Early examples
Apicius, P re culinaria, an early collection of recipes.

The first identified prepared recipes date to 1730 BC and were recorded on cuneiform capsules found in Mesopotamia.

Different early prepared recipes date from around 1600 BC and come from an Akkadian pill from southern Babylonia. There’s also works in historical Egyptian hieroglyphs depicting the planning of food.

Many old Greek recipes are known. Mithaecus’s cook book was an early one, but most of it has been missing; Athenaeus estimates one short menu in his Deipnosophistae. Athenaeus describes a number of other cookbooks, these lost.

Roman recipes are identified beginning in the second century BCE with Cato the Elder’s P Agri Cultura. Many authors of the time identified western Mediterranean preparing in Greek and in Latin. Some Punic recipes are known in Greek and Latin translation.

The large collection of recipes Delaware re coquinaria, conventionally entitled Apicius, appeared in the 4th or fifth century and is the only real complete remaining cook book from the traditional world. It provides the classes offered in dinner as Gustatio (appetizer), Primae Mensae (main course) and Secundae Mensae (dessert).
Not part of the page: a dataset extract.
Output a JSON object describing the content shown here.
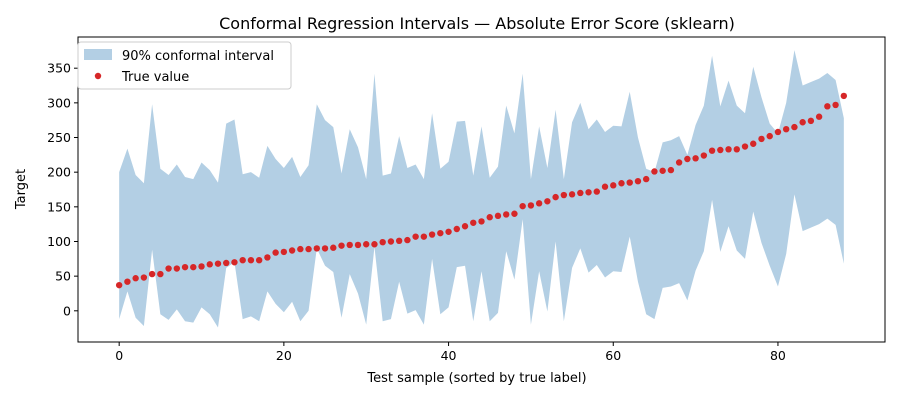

Each recipe starts with the Latin command “Take…,” “Recipe….”

Arabic recipes are noted beginning in the 10th century; see al-Warraq and al-Baghdadi.
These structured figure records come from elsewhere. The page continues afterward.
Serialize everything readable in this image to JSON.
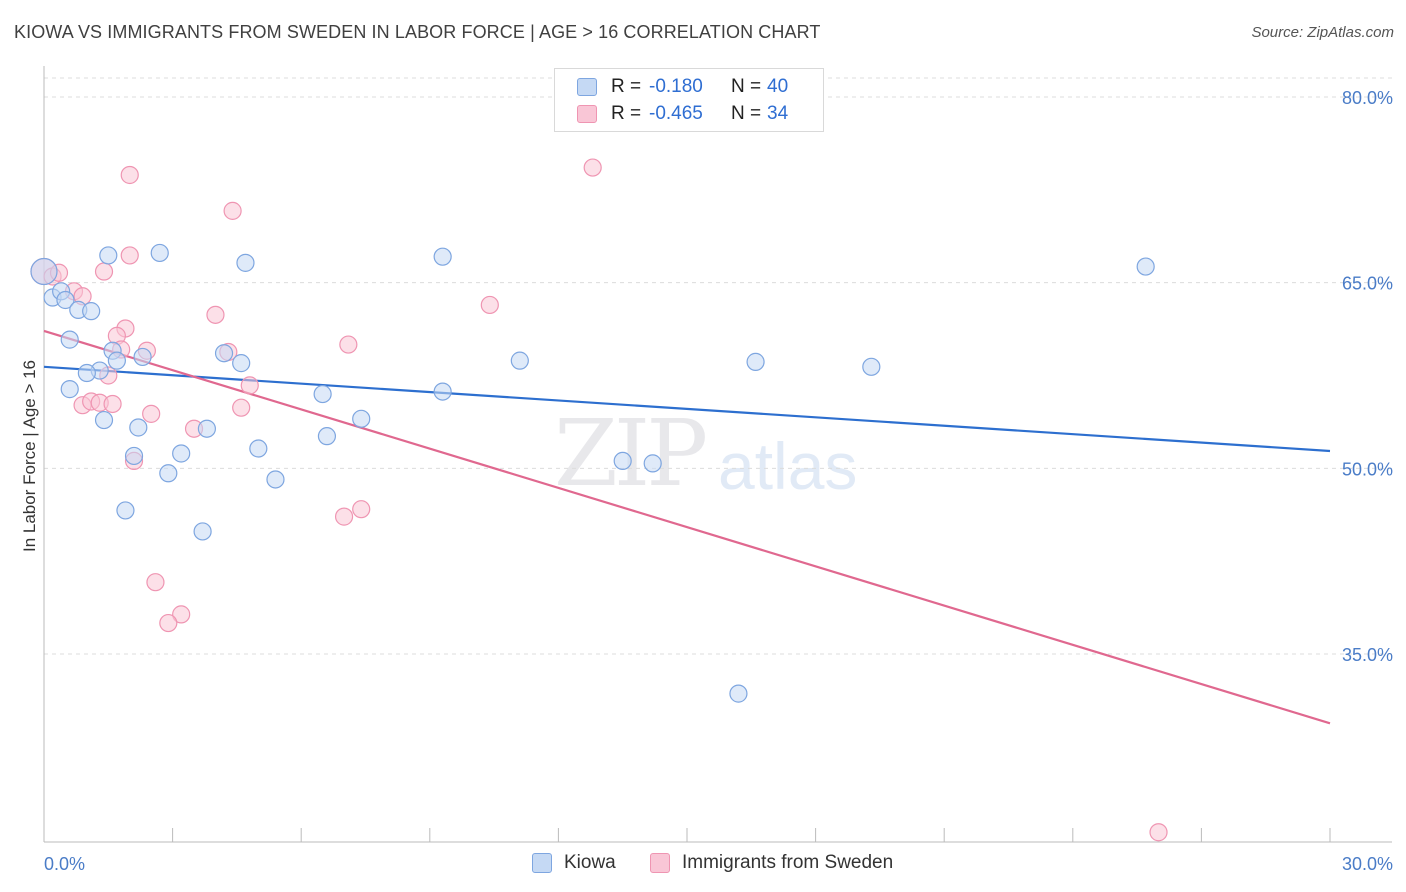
{
  "title": "KIOWA VS IMMIGRANTS FROM SWEDEN IN LABOR FORCE | AGE > 16 CORRELATION CHART",
  "source": "Source: ZipAtlas.com",
  "watermark": {
    "zip": "ZIP",
    "atlas": "atlas"
  },
  "legend": {
    "rows": [
      {
        "r_label": "R =",
        "r_value": "-0.180",
        "n_label": "N =",
        "n_value": "40"
      },
      {
        "r_label": "R =",
        "r_value": "-0.465",
        "n_label": "N =",
        "n_value": "34"
      }
    ]
  },
  "bottom_legend": {
    "kiowa": "Kiowa",
    "sweden": "Immigrants from Sweden"
  },
  "colors": {
    "kiowa_fill": "#c5d9f4",
    "kiowa_stroke": "#7ea6e0",
    "kiowa_line": "#2d6fcf",
    "sweden_fill": "#f9c6d6",
    "sweden_stroke": "#ef95b2",
    "sweden_line": "#e0688f",
    "tick_text": "#4a7cc7"
  },
  "chart_data": {
    "type": "scatter",
    "title": "KIOWA VS IMMIGRANTS FROM SWEDEN IN LABOR FORCE | AGE > 16 CORRELATION CHART",
    "xlabel": "",
    "ylabel": "In Labor Force | Age > 16",
    "xlim": [
      0,
      30
    ],
    "ylim": [
      20,
      83
    ],
    "x_tick_labels": [
      "0.0%",
      "30.0%"
    ],
    "y_ticks": [
      35,
      50,
      65,
      80
    ],
    "y_tick_labels": [
      "35.0%",
      "50.0%",
      "65.0%",
      "80.0%"
    ],
    "grid": true,
    "series": [
      {
        "name": "Kiowa",
        "points": [
          [
            0.0,
            65.9
          ],
          [
            0.2,
            63.8
          ],
          [
            0.4,
            64.3
          ],
          [
            0.5,
            63.6
          ],
          [
            0.8,
            62.8
          ],
          [
            1.1,
            62.7
          ],
          [
            0.6,
            60.4
          ],
          [
            1.5,
            67.2
          ],
          [
            2.7,
            67.4
          ],
          [
            4.7,
            66.6
          ],
          [
            9.3,
            67.1
          ],
          [
            25.7,
            66.3
          ],
          [
            1.6,
            59.5
          ],
          [
            1.7,
            58.7
          ],
          [
            2.3,
            59.0
          ],
          [
            4.2,
            59.3
          ],
          [
            4.6,
            58.5
          ],
          [
            11.1,
            58.7
          ],
          [
            16.6,
            58.6
          ],
          [
            19.3,
            58.2
          ],
          [
            1.3,
            57.9
          ],
          [
            1.0,
            57.7
          ],
          [
            0.6,
            56.4
          ],
          [
            6.5,
            56.0
          ],
          [
            9.3,
            56.2
          ],
          [
            1.4,
            53.9
          ],
          [
            2.2,
            53.3
          ],
          [
            3.8,
            53.2
          ],
          [
            7.4,
            54.0
          ],
          [
            6.6,
            52.6
          ],
          [
            2.1,
            51.0
          ],
          [
            3.2,
            51.2
          ],
          [
            5.0,
            51.6
          ],
          [
            2.9,
            49.6
          ],
          [
            5.4,
            49.1
          ],
          [
            13.5,
            50.6
          ],
          [
            14.2,
            50.4
          ],
          [
            1.9,
            46.6
          ],
          [
            3.7,
            44.9
          ],
          [
            16.2,
            31.8
          ]
        ]
      },
      {
        "name": "Immigrants from Sweden",
        "points": [
          [
            0.0,
            65.9
          ],
          [
            0.2,
            65.5
          ],
          [
            0.35,
            65.8
          ],
          [
            0.7,
            64.3
          ],
          [
            0.9,
            63.9
          ],
          [
            1.4,
            65.9
          ],
          [
            2.0,
            73.7
          ],
          [
            4.4,
            70.8
          ],
          [
            12.8,
            74.3
          ],
          [
            2.0,
            67.2
          ],
          [
            10.4,
            63.2
          ],
          [
            4.0,
            62.4
          ],
          [
            1.9,
            61.3
          ],
          [
            1.7,
            60.7
          ],
          [
            7.1,
            60.0
          ],
          [
            2.4,
            59.5
          ],
          [
            4.3,
            59.4
          ],
          [
            1.8,
            59.6
          ],
          [
            1.5,
            57.5
          ],
          [
            4.8,
            56.7
          ],
          [
            0.9,
            55.1
          ],
          [
            1.1,
            55.4
          ],
          [
            1.3,
            55.3
          ],
          [
            1.6,
            55.2
          ],
          [
            2.5,
            54.4
          ],
          [
            4.6,
            54.9
          ],
          [
            3.5,
            53.2
          ],
          [
            2.1,
            50.6
          ],
          [
            7.0,
            46.1
          ],
          [
            7.4,
            46.7
          ],
          [
            2.6,
            40.8
          ],
          [
            3.2,
            38.2
          ],
          [
            2.9,
            37.5
          ],
          [
            26.0,
            20.6
          ]
        ]
      }
    ],
    "trend_lines": [
      {
        "name": "Kiowa",
        "x": [
          0,
          30
        ],
        "y": [
          58.2,
          51.4
        ]
      },
      {
        "name": "Immigrants from Sweden",
        "x": [
          0,
          30
        ],
        "y": [
          61.1,
          29.4
        ]
      }
    ]
  }
}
The initial recipe in Persian appointments from the 14th century. Several recipes have lasted from enough time of Safavids, including Karnameh (1521) by Mohammad Ali Bavarchi, including the preparing training in excess of 130 different recipes and pastries, and Madat-ol-Hayat (1597) by Nurollah Ashpaz. Menu books from the Qajar period are numerous, the absolute most significant being Khorak-ha-ye Irani by prince Nader Mirza.
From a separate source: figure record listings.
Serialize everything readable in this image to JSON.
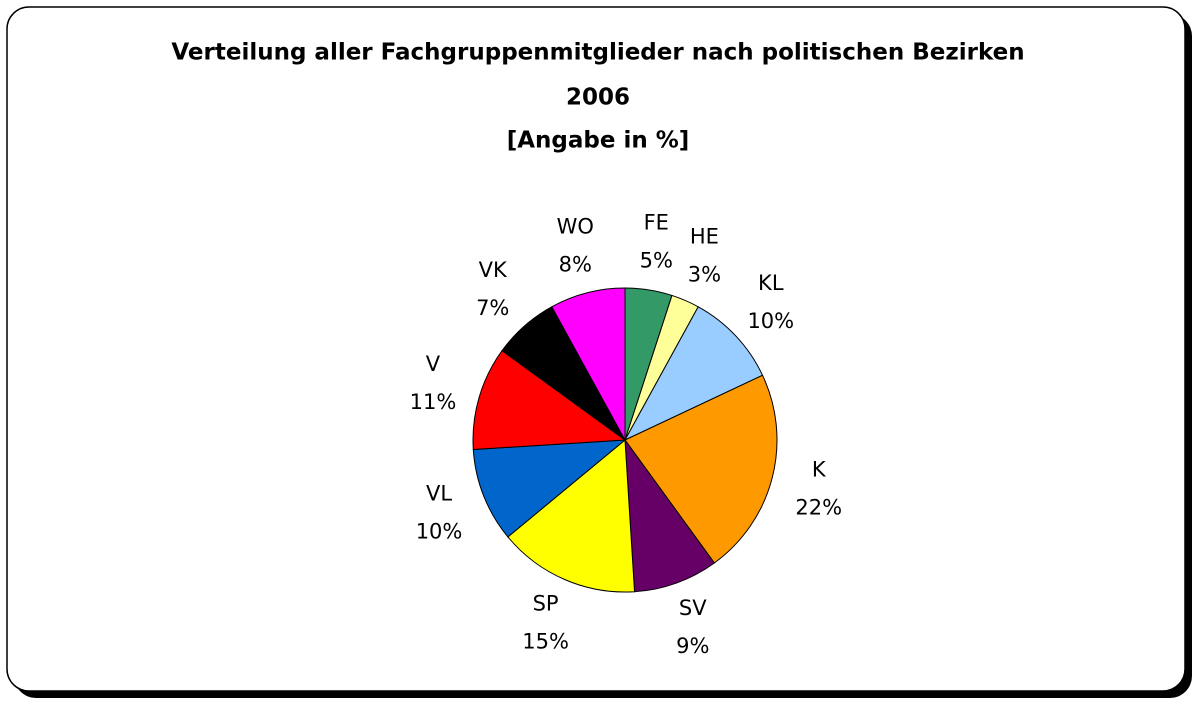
{
  "chart_data": {
    "type": "pie",
    "title": [
      "Verteilung aller Fachgruppenmitglieder nach politischen Bezirken",
      "2006",
      "[Angabe in %]"
    ],
    "categories": [
      "FE",
      "HE",
      "KL",
      "K",
      "SV",
      "SP",
      "VL",
      "V",
      "VK",
      "WO"
    ],
    "values": [
      5,
      3,
      10,
      22,
      9,
      15,
      10,
      11,
      7,
      8
    ],
    "value_labels": [
      "5%",
      "3%",
      "10%",
      "22%",
      "9%",
      "15%",
      "10%",
      "11%",
      "7%",
      "8%"
    ],
    "colors": [
      "#339966",
      "#ffff99",
      "#99ccff",
      "#ff9900",
      "#660066",
      "#ffff00",
      "#0066cc",
      "#ff0000",
      "#000000",
      "#ff00ff"
    ]
  }
}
King Richard II of Britain commissioned a recipe book named Forme of Cury in 1390, and around once, yet another guide was printed called Curye on Inglish, “cury” indicating cooking. Both books provide an impression of how food for the respectable courses was prepared and served in Britain at that time. The lavish taste of the aristocracy in the Early Contemporary Period brought with it the begin of what can be called the current menu book. By the 15th century, numerous manuscripts were appearing explaining the recipes of the day. Several manuscripts provide excellent information and record the re-discovery of numerous herbs and spices including coriander, parsley, basil and rosemary, several that had been cut back from the Crusades.